Project

The warm-up project is meant to be done fairly quickly; you will have two weeks to work on this assignment. You will work on this project individually and then hand in a short report on your results. This project will be fairly well-defined. More details will be available later.

The main project in this course has two goals. The first goal is to help you learn more about doing research in general. The second goal is to give you the opportunity to study a particular area of OS in greater detail. Therefore, you are expected to perform a substantial research project; this involves selecting an open problem, reading the related work, designing, implementing, and evaluating a solution, and presenting your results. Your completed projects should be of high enough quality that it could (eventually) be published in a major operating systems conference. People should work in groups of size two or three; under no circumstances will larger groups be permitted!

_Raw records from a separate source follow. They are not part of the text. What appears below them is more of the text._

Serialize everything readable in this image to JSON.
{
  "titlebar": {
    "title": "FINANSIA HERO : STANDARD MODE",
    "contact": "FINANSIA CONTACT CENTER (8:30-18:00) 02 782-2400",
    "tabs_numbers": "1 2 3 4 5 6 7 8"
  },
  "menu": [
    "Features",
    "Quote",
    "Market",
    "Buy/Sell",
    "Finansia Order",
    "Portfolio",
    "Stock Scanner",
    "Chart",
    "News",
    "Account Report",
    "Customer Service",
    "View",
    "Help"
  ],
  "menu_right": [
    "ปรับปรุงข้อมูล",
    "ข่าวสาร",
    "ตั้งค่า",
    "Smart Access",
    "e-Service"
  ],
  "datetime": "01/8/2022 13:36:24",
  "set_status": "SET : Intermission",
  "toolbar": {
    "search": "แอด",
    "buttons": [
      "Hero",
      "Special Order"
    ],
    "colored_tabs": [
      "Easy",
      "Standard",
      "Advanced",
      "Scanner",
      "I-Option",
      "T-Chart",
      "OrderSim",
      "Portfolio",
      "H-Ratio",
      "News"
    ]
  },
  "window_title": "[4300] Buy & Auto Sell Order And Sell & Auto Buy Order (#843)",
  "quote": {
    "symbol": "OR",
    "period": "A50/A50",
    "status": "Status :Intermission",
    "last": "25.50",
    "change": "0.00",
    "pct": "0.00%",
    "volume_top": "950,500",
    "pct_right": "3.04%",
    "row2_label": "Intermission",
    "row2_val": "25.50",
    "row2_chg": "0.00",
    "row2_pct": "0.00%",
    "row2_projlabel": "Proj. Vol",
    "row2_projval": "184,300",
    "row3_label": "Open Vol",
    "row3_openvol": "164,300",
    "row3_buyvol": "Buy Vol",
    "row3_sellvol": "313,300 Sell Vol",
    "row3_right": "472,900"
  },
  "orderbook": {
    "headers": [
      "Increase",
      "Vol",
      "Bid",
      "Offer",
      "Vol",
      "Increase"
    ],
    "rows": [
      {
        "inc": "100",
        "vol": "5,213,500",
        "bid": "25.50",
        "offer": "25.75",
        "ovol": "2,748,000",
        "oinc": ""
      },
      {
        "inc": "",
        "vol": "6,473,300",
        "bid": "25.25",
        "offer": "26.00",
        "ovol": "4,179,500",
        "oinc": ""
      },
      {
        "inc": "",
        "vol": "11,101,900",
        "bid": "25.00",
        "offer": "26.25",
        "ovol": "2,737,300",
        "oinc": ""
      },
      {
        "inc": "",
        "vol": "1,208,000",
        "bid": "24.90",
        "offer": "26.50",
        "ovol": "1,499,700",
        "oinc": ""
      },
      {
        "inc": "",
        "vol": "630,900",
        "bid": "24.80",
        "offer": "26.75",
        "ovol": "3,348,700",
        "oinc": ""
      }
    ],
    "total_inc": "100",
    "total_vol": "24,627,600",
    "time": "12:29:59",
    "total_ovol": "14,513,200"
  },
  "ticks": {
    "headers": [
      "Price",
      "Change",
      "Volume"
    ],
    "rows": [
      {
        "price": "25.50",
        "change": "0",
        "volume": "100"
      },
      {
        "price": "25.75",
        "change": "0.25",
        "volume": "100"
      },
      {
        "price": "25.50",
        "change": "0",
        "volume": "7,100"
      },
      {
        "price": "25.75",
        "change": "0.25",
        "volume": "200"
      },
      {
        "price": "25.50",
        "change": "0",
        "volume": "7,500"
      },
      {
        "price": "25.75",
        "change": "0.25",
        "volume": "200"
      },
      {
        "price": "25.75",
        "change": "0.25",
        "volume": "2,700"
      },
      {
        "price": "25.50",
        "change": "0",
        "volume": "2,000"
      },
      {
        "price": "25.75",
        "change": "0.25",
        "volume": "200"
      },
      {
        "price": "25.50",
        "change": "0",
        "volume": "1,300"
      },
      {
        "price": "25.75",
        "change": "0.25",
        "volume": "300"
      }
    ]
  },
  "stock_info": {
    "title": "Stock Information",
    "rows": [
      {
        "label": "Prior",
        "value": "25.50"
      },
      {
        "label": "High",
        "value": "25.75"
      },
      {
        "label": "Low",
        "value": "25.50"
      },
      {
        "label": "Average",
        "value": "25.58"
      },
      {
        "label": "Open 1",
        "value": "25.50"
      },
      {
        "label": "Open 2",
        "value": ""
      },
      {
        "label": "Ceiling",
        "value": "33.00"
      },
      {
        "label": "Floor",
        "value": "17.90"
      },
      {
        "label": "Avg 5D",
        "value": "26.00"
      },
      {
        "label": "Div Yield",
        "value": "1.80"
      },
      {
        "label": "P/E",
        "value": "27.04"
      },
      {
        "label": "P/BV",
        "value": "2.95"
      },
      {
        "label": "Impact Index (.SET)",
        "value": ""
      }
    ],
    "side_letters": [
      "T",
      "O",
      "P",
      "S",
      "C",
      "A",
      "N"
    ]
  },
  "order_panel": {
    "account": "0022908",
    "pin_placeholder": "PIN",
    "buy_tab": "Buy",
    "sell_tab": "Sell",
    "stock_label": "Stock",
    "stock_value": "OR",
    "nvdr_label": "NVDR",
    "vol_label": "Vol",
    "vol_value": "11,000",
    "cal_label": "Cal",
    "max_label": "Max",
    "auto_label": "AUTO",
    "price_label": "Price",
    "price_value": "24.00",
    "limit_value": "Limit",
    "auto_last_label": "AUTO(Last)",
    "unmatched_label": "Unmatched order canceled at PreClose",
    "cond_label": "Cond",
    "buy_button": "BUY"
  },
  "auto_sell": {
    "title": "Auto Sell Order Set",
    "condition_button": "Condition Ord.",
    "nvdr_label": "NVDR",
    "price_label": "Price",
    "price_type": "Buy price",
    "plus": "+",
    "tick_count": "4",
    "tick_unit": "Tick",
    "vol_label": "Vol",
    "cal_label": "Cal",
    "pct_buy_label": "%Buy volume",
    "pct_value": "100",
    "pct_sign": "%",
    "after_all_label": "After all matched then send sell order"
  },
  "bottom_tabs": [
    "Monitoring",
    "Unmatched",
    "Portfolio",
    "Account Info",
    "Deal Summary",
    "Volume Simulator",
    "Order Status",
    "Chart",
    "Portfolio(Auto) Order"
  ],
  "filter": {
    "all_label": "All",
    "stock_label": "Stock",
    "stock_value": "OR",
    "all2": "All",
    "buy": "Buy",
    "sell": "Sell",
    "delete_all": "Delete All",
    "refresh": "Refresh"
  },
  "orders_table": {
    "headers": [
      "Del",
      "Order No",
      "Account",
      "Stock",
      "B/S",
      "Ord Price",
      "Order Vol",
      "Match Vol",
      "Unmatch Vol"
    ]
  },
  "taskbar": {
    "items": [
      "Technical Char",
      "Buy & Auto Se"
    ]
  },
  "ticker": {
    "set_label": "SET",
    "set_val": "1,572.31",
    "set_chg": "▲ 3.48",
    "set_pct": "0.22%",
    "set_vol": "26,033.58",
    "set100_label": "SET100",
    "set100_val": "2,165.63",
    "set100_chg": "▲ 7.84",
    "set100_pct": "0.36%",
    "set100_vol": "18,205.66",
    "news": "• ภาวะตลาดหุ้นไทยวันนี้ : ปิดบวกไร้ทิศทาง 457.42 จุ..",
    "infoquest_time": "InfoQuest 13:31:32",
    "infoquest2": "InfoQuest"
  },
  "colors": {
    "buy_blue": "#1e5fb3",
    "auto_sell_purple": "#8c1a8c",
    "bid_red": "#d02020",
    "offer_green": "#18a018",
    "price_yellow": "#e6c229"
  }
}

You are strongly encouraged to select a project from my list of suggestions (but a project of your own devising is possible given sufficient justification at our initial project meeting). Remember, the best project for you is the one you feel motivated to do (not the easiest one, and not the most-likely-to-get-me-a-paper one). The project is your chance to work on something new and different -- I sincerely hope that not only will you learn a lot while doing your project, but also that you will have a lot of fun!

Throughout the semester, there will be a few milestones that you must meet for your main project:

The following table summarizes the important dates for your project.

Event Due Date
Warm-up project available: Thursday, 2/1
Warm-up project due: Thursday 2/15 (midnight)
Initial meeting: Week of 2/26
Proposal: Thursday 3/8 (midnight)
Related work report: Thursday 3/22 (midnight)
Progress meeting: Week of 4/9
Progress meeting: Week of 4/23
Rough Draft due: Monday 5/7 (5 pm)
In-class presentations: Week of 5/7
Paper reviews: Thursday, 5/10 (5 pm)
Final report: Monday, 5/13 (midnight)

Resources

When searching for related work, I would suggesting starting with citeseer. You can search by keyword, but another very useful feature is to look for other (more recent) papers that reference a given related paper. Google Scholar provides keyword search of scholarly work in any field. Another good way to find a set of related papers is to start with the most recent related paper that you can find and to work backwards in time through its references. You can also get useful references from The Collection of Computer Science Bibliographies and the DBLP computer science bibliography site. You'll note that both have bibliography entries in bibtex format, since many papers written in CS use latex (and thus bibtex). As a last resort, you can always search the web as a whole with a general search engine.

Specific OS Publications:
Operating system research papers are presented in a number of major conferences and journal. When looking for related work, it also makes sense to at least look at the titles and abstracts from papers published in the sources for the last few years.

In summary, these are the top conferences and journals to keep in mind for OS research, whether you are thinking about publishing your own work, searching for related work, or trying to keep out-to-date with the field.

Finally, a collection of advice papers is available in the Advice Papers List. I highly recommend that you read these papers on your own; however, you will not be held responsible for them.